Eşi, çocukları ile kalabalığın içerisinden eve doğru ilerlerken bir arkadaşı görüp duraksadığını ve sohbet etmeye başladığını sözlerine ekleyen İlter, şöyle devam etti: “Patlama sesi ile sendeledim. Tam o sırada basınçtan dolayı eşimin çocuklarla beraber fırladığını gördüm. Kızım kalabalığın içindeydi, onu görmedim. Sadece eşim ve oğlumu gördüm. Oğluma yetiştiğim sıra herhangi bir yaşam belirtisi yoktu. Eşime döndüğümde gerçekle yüzleştim. 50’den fazla cesedin olduğunun o an farkına vardım. Eşim 8 aylık hamileydi. Bacağından ve diz kapağından şarapnel parçası saplanmıştı. Bir yanda kızım kayıptı, bir yan da oğlum can çekişiyordu. Oğlumdan ümidimi kestim, oğlum ölmüş, eşimi kaybetmeyeyim duygusuyla eşimin eteğini koparıp bacağına sardım. Eşim bana ‘Beni boş ver kızımızı bul’ dedi. Ancak ölülerin arasında kızımı ararken bulamadım, kafası kopan mı dersin, gövdesi kopan mı dersin, parçalanan cesetler mi dersin yoksa cayır cayır yanan 5-6 yaşında ki çocuklar mı… Bir nevi ben o gün kendi kıyametimi gördüm. O an benden su isteyen 5 yaşında ki çocuğa su verememe vicdan azabını çekiyorum.”

ÇOCUKLARA SON GÖREV

“Orda vefat eden canların hepsi birinci dereceden akrabamdı” diyerek acısının tarifinin olmadığını dile getiren baba İlter, eşini hastaneye götürdükten sonra geri dönerek tekrar cenazelerin içinde kızını aradığını söyledi.

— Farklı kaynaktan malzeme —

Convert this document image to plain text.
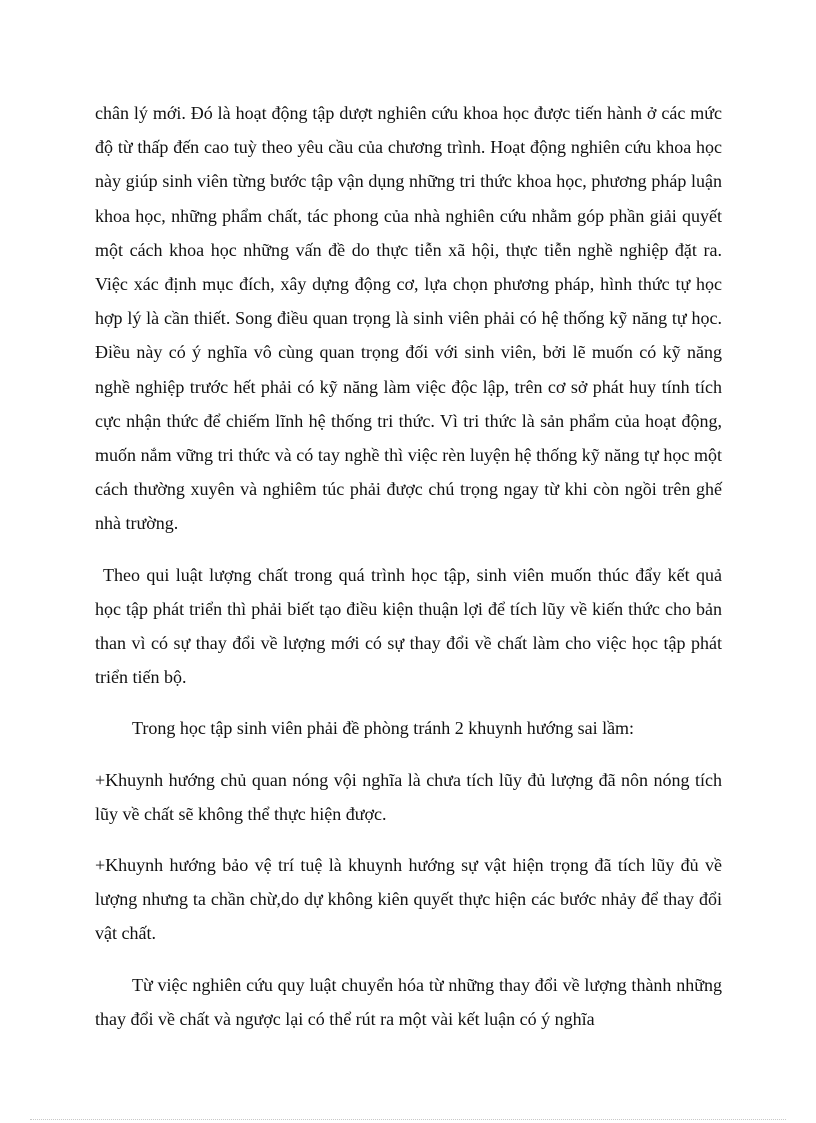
chân lý mới. Đó là hoạt động tập dượt nghiên cứu khoa học được tiến hành ở các mức độ từ thấp đến cao tuỳ theo yêu cầu của chương trình. Hoạt động nghiên cứu khoa học này giúp sinh viên từng bước tập vận dụng những tri thức khoa học, phương pháp luận khoa học, những phẩm chất, tác phong của nhà nghiên cứu nhằm góp phần giải quyết một cách khoa học những vấn đề do thực tiễn xã hội, thực tiễn nghề nghiệp đặt ra. Việc xác định mục đích, xây dựng động cơ, lựa chọn phương pháp, hình thức tự học hợp lý là cần thiết. Song điều quan trọng là sinh viên phải có hệ thống kỹ năng tự học. Điều này có ý nghĩa vô cùng quan trọng đối với sinh viên, bởi lẽ muốn có kỹ năng nghề nghiệp trước hết phải có kỹ năng làm việc độc lập, trên cơ sở phát huy tính tích cực nhận thức để chiếm lĩnh hệ thống tri thức. Vì tri thức là sản phẩm của hoạt động, muốn nắm vững tri thức và có tay nghề thì việc rèn luyện hệ thống kỹ năng tự học một cách thường xuyên và nghiêm túc phải được chú trọng ngay từ khi còn ngồi trên ghế nhà trường.

Theo qui luật lượng chất trong quá trình học tập, sinh viên muốn thúc đẩy kết quả học tập phát triển thì phải biết tạo điều kiện thuận lợi để tích lũy về kiến thức cho bản than vì có sự thay đổi về lượng mới có sự thay đổi về chất làm cho việc học tập phát triển tiến bộ.

Trong học tập sinh viên phải đề phòng tránh 2 khuynh hướng sai lầm:

+Khuynh hướng chủ quan nóng vội nghĩa là chưa tích lũy đủ lượng đã nôn nóng tích lũy về chất sẽ không thể thực hiện được.

+Khuynh hướng bảo vệ trí tuệ là khuynh hướng sự vật hiện trọng đã tích lũy đủ về lượng nhưng ta chần chừ,do dự không kiên quyết thực hiện các bước nhảy để thay đổi vật chất.

Từ việc nghiên cứu quy luật chuyển hóa từ những thay đổi về lượng thành những thay đổi về chất và ngược lại có thể rút ra một vài kết luận có ý nghĩa
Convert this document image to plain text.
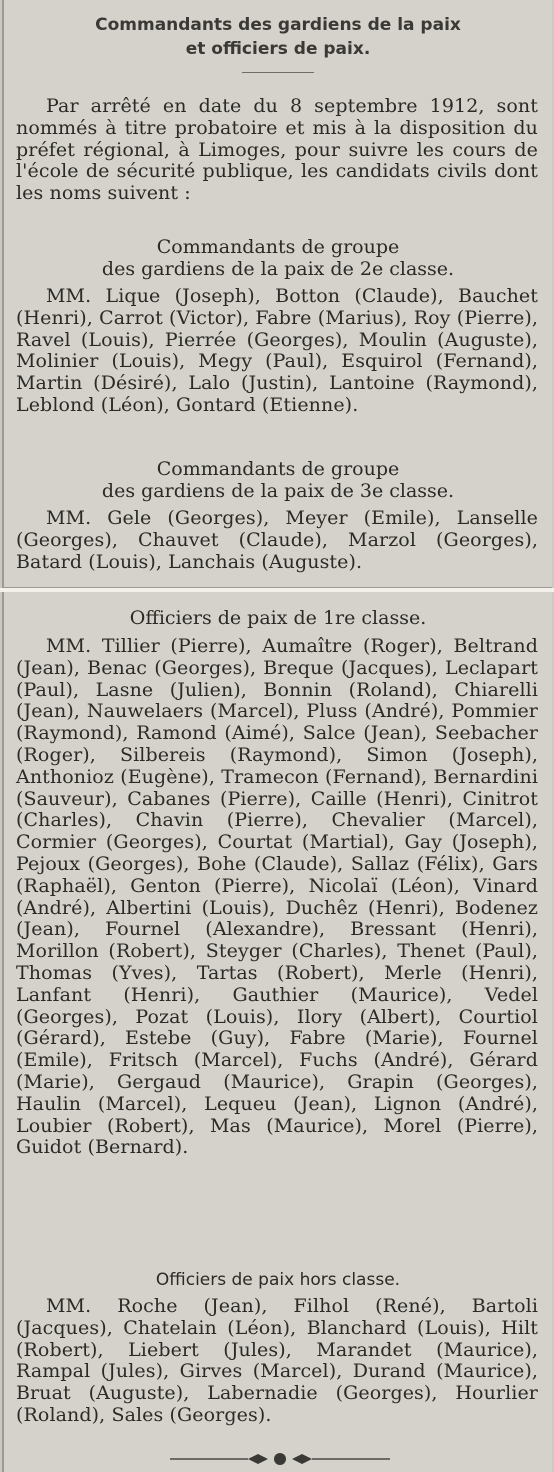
Commandants des gardiens de la paix
et officiers de paix.
Par arrêté en date du 8 septembre 1912, sont nommés à titre probatoire et mis à la disposition du préfet régional, à Limoges, pour suivre les cours de l'école de sécurité publique, les candidats civils dont les noms suivent :
Commandants de groupe
des gardiens de la paix de 2e classe.
MM. Lique (Joseph), Botton (Claude), Bauchet (Henri), Carrot (Victor), Fabre (Marius), Roy (Pierre), Ravel (Louis), Pierrée (Georges), Moulin (Auguste), Molinier (Louis), Megy (Paul), Esquirol (Fernand), Martin (Désiré), Lalo (Justin), Lantoine (Raymond), Leblond (Léon), Gontard (Etienne).
Commandants de groupe
des gardiens de la paix de 3e classe.
MM. Gele (Georges), Meyer (Emile), Lanselle (Georges), Chauvet (Claude), Marzol (Georges), Batard (Louis), Lanchais (Auguste).
Officiers de paix de 1re classe.
MM. Tillier (Pierre), Aumaître (Roger), Beltrand (Jean), Benac (Georges), Breque (Jacques), Leclapart (Paul), Lasne (Julien), Bonnin (Roland), Chiarelli (Jean), Nauwelaers (Marcel), Pluss (André), Pommier (Raymond), Ramond (Aimé), Salce (Jean), Seebacher (Roger), Silbereis (Raymond), Simon (Joseph), Anthonioz (Eugène), Tramecon (Fernand), Bernardini (Sauveur), Cabanes (Pierre), Caille (Henri), Cinitrot (Charles), Chavin (Pierre), Chevalier (Marcel), Cormier (Georges), Courtat (Martial), Gay (Joseph), Pejoux (Georges), Bohe (Claude), Sallaz (Félix), Gars (Raphaël), Genton (Pierre), Nicolaï (Léon), Vinard (André), Albertini (Louis), Duchêz (Henri), Bodenez (Jean), Fournel (Alexandre), Bressant (Henri), Morillon (Robert), Steyger (Charles), Thenet (Paul), Thomas (Yves), Tartas (Robert), Merle (Henri), Lanfant (Henri), Gauthier (Maurice), Vedel (Georges), Pozat (Louis), Ilory (Albert), Courtiol (Gérard), Estebe (Guy), Fabre (Marie), Fournel (Emile), Fritsch (Marcel), Fuchs (André), Gérard (Marie), Gergaud (Maurice), Grapin (Georges), Haulin (Marcel), Lequeu (Jean), Lignon (André), Loubier (Robert), Mas (Maurice), Morel (Pierre), Guidot (Bernard).
Officiers de paix hors classe.
MM. Roche (Jean), Filhol (René), Bartoli (Jacques), Chatelain (Léon), Blanchard (Louis), Hilt (Robert), Liebert (Jules), Marandet (Maurice), Rampal (Jules), Girves (Marcel), Durand (Maurice), Bruat (Auguste), Labernadie (Georges), Hourlier (Roland), Sales (Georges).
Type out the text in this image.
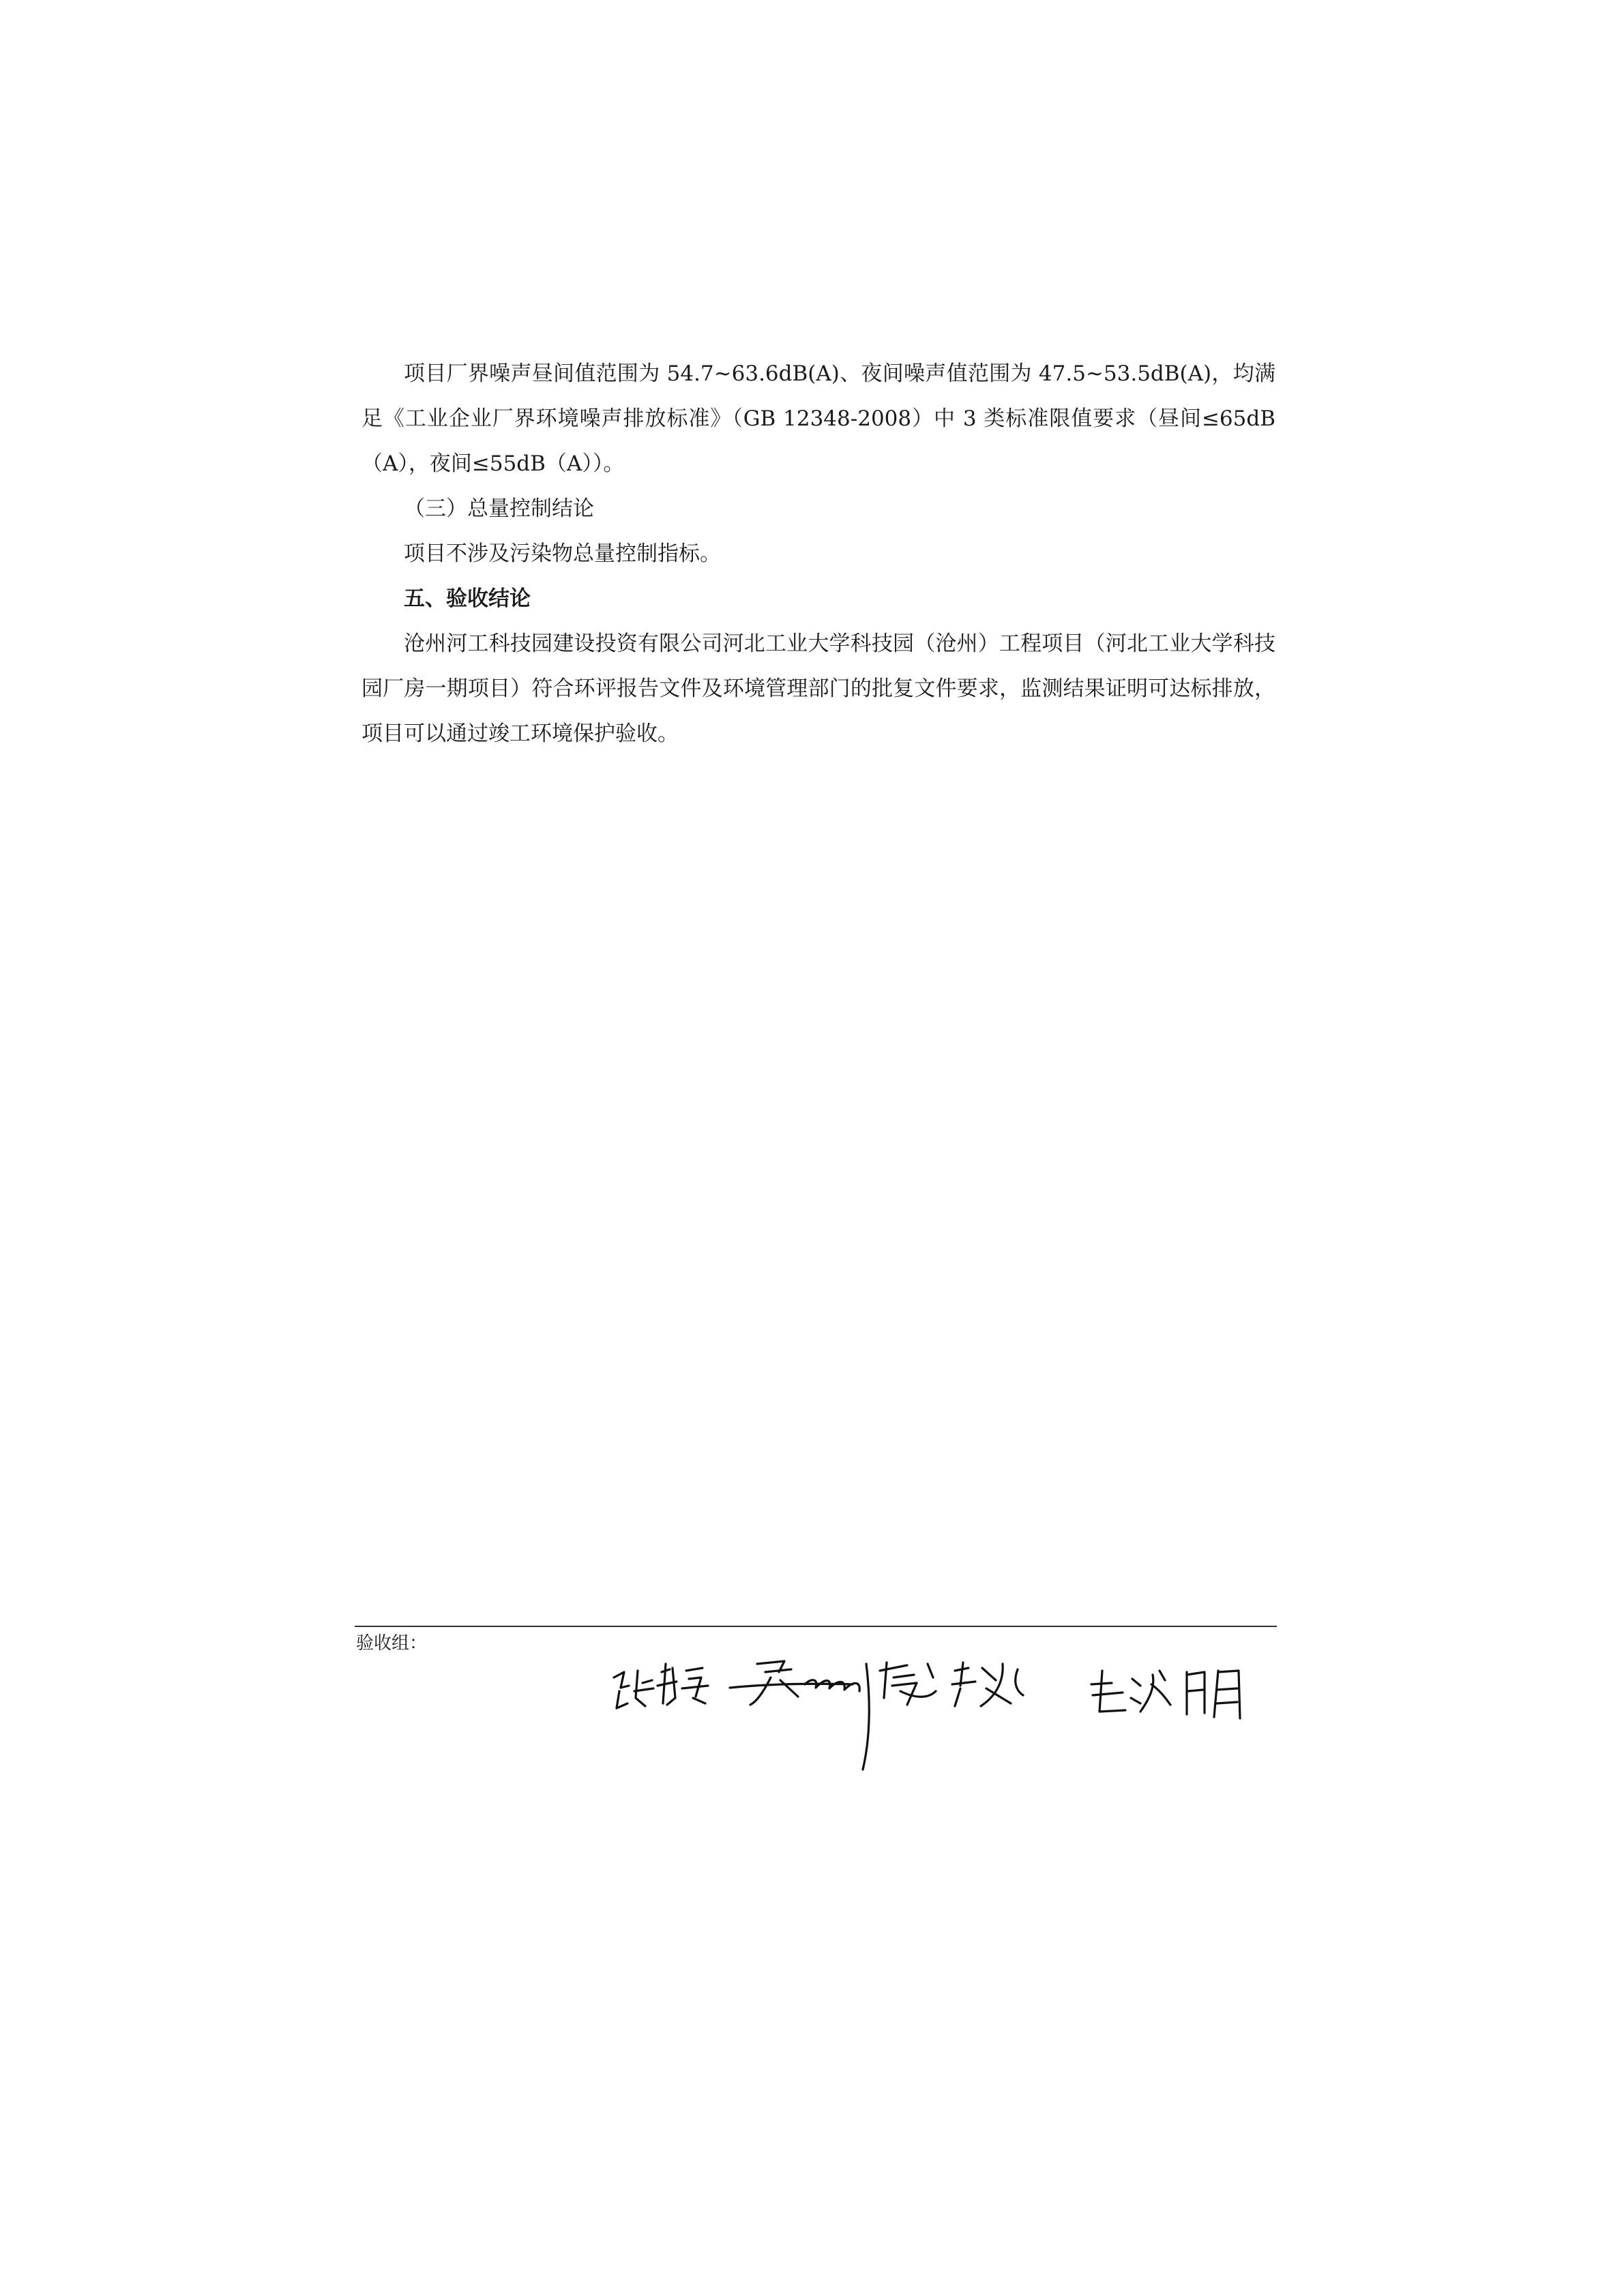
项目厂界噪声昼间值范围为 54.7~63.6dB(A)、夜间噪声值范围为 47.5~53.5dB(A)，均满足《工业企业厂界环境噪声排放标准》（GB 12348-2008）中 3 类标准限值要求（昼间≤65dB（A），夜间≤55dB（A））。

（三）总量控制结论

项目不涉及污染物总量控制指标。

五、验收结论

沧州河工科技园建设投资有限公司河北工业大学科技园（沧州）工程项目（河北工业大学科技园厂房一期项目）符合环评报告文件及环境管理部门的批复文件要求，监测结果证明可达标排放，项目可以通过竣工环境保护验收。

验收组：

Cenazeleri tek tek kontrol ettikten sonra kızını ara sokakta bir arabanın arasında sıkışmış halde bulduğunu anlatan İlter, “Ondan sonrada şok geçirmişim. Kardeşim beni hastaneye götürmüş ve aradan 5 gün geçmiş, ancak ben o beş günü hiç hatırlamıyorum. Oğlumun cenazesine katılamadım ama kızımın cenazesine katıldım. En azından son babalık görevimi yapmak istedim. Her ne kadar oğluma yapamamış olsam da, kızıma yapayım dedim” diye anlattı.

‘YARGIYA GÜVENMİYORUZ’

Devletin olaya maddiyat açısından baktığını, ancak maddi destek istemediklerini vurgulayan baba İlter, tek isteklerinin faillerinin yargılanması ve adalet önünde hesap vermeleri olduğunu ifade etti. Bugünün Türkiye’sinde adalet aramanın zor olduğunu hatırlatan İlter, şöyle devam etti: “Biraz zor ama en azından buradaki yargı birimlerine ve Avrupa İnsan Hakları Mahkemesi’ni göreve davet ediyoruz. Başka çocuklar ölmesin, biz bu acıyı yaşadık, başkaları yaşamasın. Davamız Antep’te devam ediyordu. Ancak bundan 3-4 ay önceye kadar mahkemenin kayseri 9. Ağır Ceza Mahkemesi’nde devam edeceği söylendi. Bu taşıma işlemi de neden yapıldı, bilmiyoruz ve anlam veremiyoruz. O da ayrı bir çelişkidir. Suçun büyüğü bizdedir. Mağdur aileler olan bizler, birlikte hareket edemedik. Çoğu aile acılarının peşini bırakıp maddiyatın peşinde koşuyor. Soruşturmanın ne aşamada olduğunu öğrenmek istediğimizde ‘gizlilik var söyleyemeyiz’ diyorlar. Ben iki çocuğumu kaybettim. Nasıl, kimlerin yaptığını öğrenemiyorum. Bugün Türkiye’deki yargıya güvenemiyoruz, ancak ben o yargıyı geçtim failleri Allah’a havale ettim. Onun adaleti şaşmaz.”